It’s difficult, knowing how far apart the writer and director were in their conception of the film (despite some of Robbe-Grillet’s statements on the subject), not to read the film in the light of this. When the images on screen often contradict the usually authoritative sounding voice-over, perhaps what we are seeing is Resnais asserting his vision of the film against the screenplay, which was so minutely detailed as to seemingly leave Resnais little room to manoeuvre, intruding on his territory with instructions on camera movement, lighting, etc. Robbe-Grillet describes the film as ‘in fact the story of a communication between two people … one making a suggestion, the other resisting, and the two finally united , as if that was how it had always been.’ However, Resnais has introduced into that narrative ambiguity that would seem to undermine that clear resolution. We do not see X and A leave the hotel at all, let alone together. They seem to meet, at the appointed hour, without speaking to each other, barely looking at each other, and walk very slowly and stiffly away from the lobby and out of view. Neither has any luggage though the voice-over has told us previously that she ‘packed a few things’. And if they do leave the hotel, it is only to get lost, forever, in the garden, alone or together.

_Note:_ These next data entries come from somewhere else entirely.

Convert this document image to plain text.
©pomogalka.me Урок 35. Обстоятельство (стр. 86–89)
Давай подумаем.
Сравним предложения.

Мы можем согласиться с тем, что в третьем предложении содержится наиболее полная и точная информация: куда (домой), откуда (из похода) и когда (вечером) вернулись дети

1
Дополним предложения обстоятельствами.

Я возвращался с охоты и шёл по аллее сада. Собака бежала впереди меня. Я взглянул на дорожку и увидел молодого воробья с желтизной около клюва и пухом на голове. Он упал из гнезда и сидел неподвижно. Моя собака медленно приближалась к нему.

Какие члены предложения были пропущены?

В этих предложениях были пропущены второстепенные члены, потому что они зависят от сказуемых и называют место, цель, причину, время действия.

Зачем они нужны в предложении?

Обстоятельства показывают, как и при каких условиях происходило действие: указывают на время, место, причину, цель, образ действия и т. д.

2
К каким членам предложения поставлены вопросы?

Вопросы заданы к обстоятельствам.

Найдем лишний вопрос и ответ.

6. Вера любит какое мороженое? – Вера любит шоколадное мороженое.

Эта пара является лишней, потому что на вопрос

The two Alains did not work, strictly speaking, together (ARG wrote the screenplay with minimal intervention from AR, and AR did the filming without intervention from ARG), and do not see the film in the same way. One intriguing sidelight on this is that AR used a recording of ARG reading his screenplay to guide the male actors. But not Delphine Seyrig. ARG himself has said that Resnais is A (Seyrig’s character). Certainly, there would seem to be a link between A and Elle (the woman in Hiroshima mon amour), both appearing to be traumatised, repressing memories.
X speaks in imperatives – Come here. Come closer. Follow me. Listen to me. Remember. I’ve come to take you away. You know …. that we are going to leave. A pleads, denies – No, it’s impossible. No, I don’t want to. No, I don’t know what happened then. No! You’re making it up. I don’t know you. No, it’s too far… Please. Let me alone… please… For pity’s sake! He is insistent – possibly to the point of rape. She seems traumatised, fearful. Her pose is characteristically with one arm across her body, her hand on her shoulder – a defensive posture, which at moments is almost cowering.
He asserts his memories, but increasingly doubts them, questions his own recollection – ‘no, that can’t be right’.
Robbe-Grillet’s screenplay calls for a scene where A is raped by X. Resnais refused to film this. The rape is suggested in X’s voice over – ‘I took you, half by force’, and then denied – ‘Probably it wasn’t by force’, but without complete conviction. He is trying to persuade himself as much as her here, that he did not use force. The question hangs in the air. Certainly he is forceful and she is afraid. She keeps her distance, ‘as if on the threshold, as if at the entrance to a place that was too dark, or too strange …’ She seems to show the classic symptoms of trauma, the continual reliving of the wounding experience.
So, how do we interpret this strange film? Are they all in fact dead, and the hotel is a sort of ante-room to the afterlife? Is the hotel peopled by automata, and X alone has autonomy, memory, and perspective? Does he have to seize the moment when the automata are able to move, to betwitch A into life, identifying/creating a past for her? Or is X aware of his status as a character in a film, imprisoned in the screenplay? Thus he starts to direct A, rather than merely describing things to her. He rejects one scenario (where she is shot) as ‘not the right ending’. Paradoxically, as Luc Lagier says in his documentary, we have a film that is closed in upon itself, but open to a seemingly infinite number of interpretations.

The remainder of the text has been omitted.